20 janvier 2026

Ce fruit tropical résistant au froid fait fureur en 2026

Un fruit tropical résistant au froid qui fascine les jardiniers français en 2026

En ce début d’année 2026, alors que le gel touche les jardins français, les discussions entre jardiniers restent animées. Dans les jardineries et sur les forums spécialisés, un arbre encore peu connu suscite beaucoup d’intérêt. On raconte qu’il aurait un goût de tropiques tout en supportant des températures très basses.

Ce phénomène fait augmenter la popularité d’un fruitier appelé asiminier trilobé, ou « pawpaw » en anglais. Originaire des forêts de l’Est nord-américain, cet arbre rustique est considéré comme un fruitier exotique qui ne nécessite pas de serre chauffée. Il séduit car il offre des saveurs de mangue et de banane, ce qui intrigue particulièrement les jardiniers en France.

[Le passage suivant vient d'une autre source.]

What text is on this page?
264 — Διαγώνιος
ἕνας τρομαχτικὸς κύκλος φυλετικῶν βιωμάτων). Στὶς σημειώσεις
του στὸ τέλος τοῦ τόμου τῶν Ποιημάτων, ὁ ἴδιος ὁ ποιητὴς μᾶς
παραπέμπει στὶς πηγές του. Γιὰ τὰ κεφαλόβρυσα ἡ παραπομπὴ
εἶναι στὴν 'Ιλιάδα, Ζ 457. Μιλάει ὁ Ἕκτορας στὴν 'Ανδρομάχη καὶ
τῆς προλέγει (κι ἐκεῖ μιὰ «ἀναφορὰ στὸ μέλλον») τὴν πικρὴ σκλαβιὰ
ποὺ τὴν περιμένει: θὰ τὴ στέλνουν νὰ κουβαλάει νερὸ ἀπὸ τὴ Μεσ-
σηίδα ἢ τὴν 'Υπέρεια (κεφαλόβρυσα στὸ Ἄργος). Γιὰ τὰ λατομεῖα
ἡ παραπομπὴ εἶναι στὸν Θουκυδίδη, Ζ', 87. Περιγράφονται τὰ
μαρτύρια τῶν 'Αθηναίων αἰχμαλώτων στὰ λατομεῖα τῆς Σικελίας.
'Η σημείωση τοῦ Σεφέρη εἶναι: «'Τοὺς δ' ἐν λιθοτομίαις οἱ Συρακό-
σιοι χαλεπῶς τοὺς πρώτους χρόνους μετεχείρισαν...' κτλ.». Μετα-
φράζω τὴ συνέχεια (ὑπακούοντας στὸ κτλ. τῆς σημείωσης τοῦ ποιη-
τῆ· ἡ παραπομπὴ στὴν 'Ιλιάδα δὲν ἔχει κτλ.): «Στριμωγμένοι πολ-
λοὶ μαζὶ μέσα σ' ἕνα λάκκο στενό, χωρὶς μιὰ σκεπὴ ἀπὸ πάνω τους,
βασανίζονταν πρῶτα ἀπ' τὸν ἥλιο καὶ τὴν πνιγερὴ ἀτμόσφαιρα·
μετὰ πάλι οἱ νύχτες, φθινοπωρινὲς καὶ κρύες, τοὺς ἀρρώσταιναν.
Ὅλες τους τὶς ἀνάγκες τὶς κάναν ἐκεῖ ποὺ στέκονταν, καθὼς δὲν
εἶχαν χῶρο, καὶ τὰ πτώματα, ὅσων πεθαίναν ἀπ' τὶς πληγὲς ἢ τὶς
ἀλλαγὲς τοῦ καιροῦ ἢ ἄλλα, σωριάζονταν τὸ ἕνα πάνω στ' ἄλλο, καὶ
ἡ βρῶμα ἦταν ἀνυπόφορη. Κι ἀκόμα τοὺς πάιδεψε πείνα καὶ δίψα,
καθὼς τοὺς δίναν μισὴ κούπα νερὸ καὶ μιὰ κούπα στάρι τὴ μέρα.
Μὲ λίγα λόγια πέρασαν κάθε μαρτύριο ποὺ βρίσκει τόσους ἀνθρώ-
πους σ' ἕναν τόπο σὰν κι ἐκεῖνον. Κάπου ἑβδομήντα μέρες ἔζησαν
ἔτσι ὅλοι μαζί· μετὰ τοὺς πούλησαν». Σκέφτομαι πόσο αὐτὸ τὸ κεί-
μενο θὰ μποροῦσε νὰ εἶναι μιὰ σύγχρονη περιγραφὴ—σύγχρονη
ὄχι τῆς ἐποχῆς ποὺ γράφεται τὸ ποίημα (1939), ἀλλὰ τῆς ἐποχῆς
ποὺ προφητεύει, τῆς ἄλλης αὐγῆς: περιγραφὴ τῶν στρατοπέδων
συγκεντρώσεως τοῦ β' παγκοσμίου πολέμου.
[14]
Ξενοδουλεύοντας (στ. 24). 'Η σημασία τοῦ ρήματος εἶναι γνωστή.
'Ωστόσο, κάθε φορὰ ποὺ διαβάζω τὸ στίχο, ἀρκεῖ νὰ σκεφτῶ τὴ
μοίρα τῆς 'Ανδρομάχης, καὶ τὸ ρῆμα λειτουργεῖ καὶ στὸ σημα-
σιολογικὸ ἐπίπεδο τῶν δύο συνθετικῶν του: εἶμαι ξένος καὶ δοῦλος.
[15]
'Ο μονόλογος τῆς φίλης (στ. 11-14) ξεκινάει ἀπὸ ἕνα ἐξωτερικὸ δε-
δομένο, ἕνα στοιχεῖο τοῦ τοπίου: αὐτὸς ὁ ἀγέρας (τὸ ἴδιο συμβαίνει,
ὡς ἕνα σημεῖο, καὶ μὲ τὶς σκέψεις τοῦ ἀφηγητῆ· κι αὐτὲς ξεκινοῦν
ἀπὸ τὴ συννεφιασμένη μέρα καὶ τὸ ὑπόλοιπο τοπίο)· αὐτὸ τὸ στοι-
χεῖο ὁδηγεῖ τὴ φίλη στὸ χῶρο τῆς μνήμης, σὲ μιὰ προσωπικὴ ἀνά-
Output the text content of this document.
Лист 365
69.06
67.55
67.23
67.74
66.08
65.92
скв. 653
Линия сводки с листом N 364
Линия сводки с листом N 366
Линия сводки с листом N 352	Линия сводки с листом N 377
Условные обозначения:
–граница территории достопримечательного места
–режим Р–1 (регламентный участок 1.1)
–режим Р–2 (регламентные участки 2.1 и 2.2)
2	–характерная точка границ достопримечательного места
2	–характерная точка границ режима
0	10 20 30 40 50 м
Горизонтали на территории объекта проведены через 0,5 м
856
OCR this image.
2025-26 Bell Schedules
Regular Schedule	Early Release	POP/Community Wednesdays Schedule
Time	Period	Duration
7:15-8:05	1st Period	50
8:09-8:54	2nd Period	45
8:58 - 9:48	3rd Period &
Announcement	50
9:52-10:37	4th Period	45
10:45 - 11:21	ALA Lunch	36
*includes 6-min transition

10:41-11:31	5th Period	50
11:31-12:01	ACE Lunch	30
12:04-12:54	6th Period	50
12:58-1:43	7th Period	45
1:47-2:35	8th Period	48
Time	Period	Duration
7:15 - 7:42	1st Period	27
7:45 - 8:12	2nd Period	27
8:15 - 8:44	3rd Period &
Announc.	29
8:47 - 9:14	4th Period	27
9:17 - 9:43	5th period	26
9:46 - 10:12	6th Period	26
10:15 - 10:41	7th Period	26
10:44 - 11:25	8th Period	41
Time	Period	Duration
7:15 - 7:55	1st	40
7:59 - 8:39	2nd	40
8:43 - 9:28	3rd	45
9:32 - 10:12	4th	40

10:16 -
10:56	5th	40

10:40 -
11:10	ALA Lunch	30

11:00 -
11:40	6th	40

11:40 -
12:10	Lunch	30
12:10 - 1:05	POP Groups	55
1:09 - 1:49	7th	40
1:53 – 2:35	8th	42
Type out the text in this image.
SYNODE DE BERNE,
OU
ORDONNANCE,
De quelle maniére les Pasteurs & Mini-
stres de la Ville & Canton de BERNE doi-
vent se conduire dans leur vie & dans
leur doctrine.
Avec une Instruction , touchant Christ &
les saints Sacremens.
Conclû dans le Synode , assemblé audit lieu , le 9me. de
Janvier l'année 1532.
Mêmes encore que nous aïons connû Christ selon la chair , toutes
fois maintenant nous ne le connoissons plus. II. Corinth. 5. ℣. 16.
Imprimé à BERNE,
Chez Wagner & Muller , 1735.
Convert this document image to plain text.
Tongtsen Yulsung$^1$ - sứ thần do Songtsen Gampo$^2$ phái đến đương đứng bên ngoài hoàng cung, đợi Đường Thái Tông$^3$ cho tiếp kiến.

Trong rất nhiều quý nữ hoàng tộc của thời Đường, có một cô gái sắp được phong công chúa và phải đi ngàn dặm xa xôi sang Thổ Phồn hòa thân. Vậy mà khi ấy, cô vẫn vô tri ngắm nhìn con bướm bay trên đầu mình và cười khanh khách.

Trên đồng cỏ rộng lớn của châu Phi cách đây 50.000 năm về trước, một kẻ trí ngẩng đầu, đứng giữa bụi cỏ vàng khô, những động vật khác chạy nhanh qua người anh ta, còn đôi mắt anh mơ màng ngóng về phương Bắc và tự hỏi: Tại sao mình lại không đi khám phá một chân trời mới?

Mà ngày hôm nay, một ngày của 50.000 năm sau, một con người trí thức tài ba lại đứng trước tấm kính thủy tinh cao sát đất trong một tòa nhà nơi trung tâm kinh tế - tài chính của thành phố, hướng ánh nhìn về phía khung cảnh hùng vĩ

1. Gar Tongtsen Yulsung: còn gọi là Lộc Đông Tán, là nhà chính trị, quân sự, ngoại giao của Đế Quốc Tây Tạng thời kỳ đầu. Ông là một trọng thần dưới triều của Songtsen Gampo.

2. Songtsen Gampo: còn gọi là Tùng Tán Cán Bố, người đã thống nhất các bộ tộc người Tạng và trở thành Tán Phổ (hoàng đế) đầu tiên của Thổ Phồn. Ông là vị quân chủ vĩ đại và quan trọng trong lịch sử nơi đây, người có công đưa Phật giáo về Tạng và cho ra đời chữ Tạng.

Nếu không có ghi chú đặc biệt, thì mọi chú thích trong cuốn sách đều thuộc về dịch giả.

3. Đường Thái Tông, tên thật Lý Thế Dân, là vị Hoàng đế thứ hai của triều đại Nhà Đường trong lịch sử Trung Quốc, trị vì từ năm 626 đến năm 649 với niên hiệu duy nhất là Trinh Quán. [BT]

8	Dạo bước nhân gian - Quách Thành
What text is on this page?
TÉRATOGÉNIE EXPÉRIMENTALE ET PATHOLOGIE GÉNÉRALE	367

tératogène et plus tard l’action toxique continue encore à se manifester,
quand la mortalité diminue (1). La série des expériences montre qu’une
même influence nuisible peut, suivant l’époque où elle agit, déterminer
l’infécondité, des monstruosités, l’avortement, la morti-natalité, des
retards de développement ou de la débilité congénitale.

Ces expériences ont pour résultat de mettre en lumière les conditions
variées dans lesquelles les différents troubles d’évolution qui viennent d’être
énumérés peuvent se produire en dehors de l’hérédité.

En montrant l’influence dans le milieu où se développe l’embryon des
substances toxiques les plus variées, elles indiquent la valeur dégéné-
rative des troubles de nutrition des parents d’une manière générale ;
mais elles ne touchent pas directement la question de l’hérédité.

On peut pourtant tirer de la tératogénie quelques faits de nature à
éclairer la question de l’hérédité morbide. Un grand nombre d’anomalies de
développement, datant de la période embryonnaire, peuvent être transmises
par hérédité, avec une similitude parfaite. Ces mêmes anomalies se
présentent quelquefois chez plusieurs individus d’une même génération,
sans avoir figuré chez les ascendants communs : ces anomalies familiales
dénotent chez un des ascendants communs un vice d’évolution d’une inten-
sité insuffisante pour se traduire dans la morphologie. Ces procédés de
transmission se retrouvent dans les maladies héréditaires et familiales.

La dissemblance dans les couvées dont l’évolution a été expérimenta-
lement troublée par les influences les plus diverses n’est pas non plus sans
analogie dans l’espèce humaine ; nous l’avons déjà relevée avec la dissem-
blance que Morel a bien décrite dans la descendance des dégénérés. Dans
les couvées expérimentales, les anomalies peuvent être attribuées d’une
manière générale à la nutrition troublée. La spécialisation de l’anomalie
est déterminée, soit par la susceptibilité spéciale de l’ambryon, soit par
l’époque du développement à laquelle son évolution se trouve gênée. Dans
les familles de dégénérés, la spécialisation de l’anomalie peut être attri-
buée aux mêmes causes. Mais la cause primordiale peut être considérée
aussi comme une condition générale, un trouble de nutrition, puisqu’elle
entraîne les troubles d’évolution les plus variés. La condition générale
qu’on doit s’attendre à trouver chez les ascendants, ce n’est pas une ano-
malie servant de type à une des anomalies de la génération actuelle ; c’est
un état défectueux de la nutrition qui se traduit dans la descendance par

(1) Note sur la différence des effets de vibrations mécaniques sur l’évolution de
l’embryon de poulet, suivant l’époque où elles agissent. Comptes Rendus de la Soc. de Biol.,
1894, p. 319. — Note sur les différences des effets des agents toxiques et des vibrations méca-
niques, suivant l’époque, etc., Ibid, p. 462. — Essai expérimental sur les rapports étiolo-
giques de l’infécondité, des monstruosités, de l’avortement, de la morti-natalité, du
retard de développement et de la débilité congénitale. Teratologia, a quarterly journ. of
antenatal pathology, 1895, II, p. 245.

L’asiminier, un « faux tropical » adapté au climat français

L’asiminier est le seul membre de la famille des Annonacées à être vraiment rustique. Cette famille regroupe aussi le corossol ou la chérimole, qui viennent de régions chaudes. Contrairement à ses cousins, l’asiminier peut supporter des températures proches de -25°C, à condition qu’il soit bien installé. Il peut ainsi s’acclimater dans la majorité des régions françaises, y compris dans le Nord et l’Est où les hivers sont rigoureux.

Son arbre reste de taille modérée, généralement entre 4 et 6 mètres, avec une silhouette naturellement pyramide. Ses grandes feuilles retombantes, pouvant mesurer une vingtaine de centimètres, donnent un aspect de jungle. En automne, elles prennent une couleur jaune d’or. Au printemps, ses fleurs pourpres sombres attirent les insectes pollinisateurs comme les mouches et les coléoptères.

Un fruit aux saveurs inégalées en magasin

Le fruit, appelé asimine, apparaît sous forme d’une grosse baie ovale de 8 à 15 centimètres, souvent en grappes serrées. Sa peau verte puis jaunissante cache une chair très crémeuse, parsemée de grosses graines sombres. En bouche, les amateurs décrivent une saveur mêlant mangue, banane, avec parfois des notes d’ananas et de vanille.

Ce fruit a une période de maturité entre septembre et octobre. Lorsqu’il est prêt, il devient mou, se ramollit au moindre choc et se conserve peu de temps : deux ou trois jours à température ambiante, une semaine au réfrigérateur. Son caractère fragile explique qu’on ne le trouve pas en grande distribution. Il se consomme principalement dans le jardin, à la cuillère, en ne gardant que la pulpe bien mûre, sans peau ni graines.

Comment cultiver l’asiminier et suivre la tendance « tropiques »

Pour profiter de ces fruits, il faut bien planter l’asiminier. L’arbre possède une racine pivotante profonde et fragile, ce qui nécessite d’acheter de jeunes plants en pot. Il faut manipuler la motte avec précaution pour ne pas l’abîmer. L’asiminier préfère les sols riches en humus, frais mais bien drainés, neutres ou légèrement acides. Il redoute les terrains calcaires ou gorgés d’eau.

Il demande peu d’entretien et est peu sujet aux maladies. Pour sa culture, il est conseillé :

  • De choisir une exposition ensoleillée, protégée du vent.
  • De planter au moins deux variétés différentes à 3 ou 4 mètres l’une de l’autre pour assurer la pollinisation croisée.

Un exemple de culture est celui d’Aurélien Baroin, maraîcher à Sail-les-Bains. Il explique qu’il privilégie une méthode respectueuse de la nature, favorisant la biodiversité. Il cultive diverses plantes, dont des petits fruits et des arbres fruitiers, notamment pour expérimenter de nouveaux goûts comme celui du kiwano, un fruit ressemblant à un petit ballon de rugby avec un goût de banane verte, associé à des saveurs de pomme, poire, canneberge séchée et ananas bio.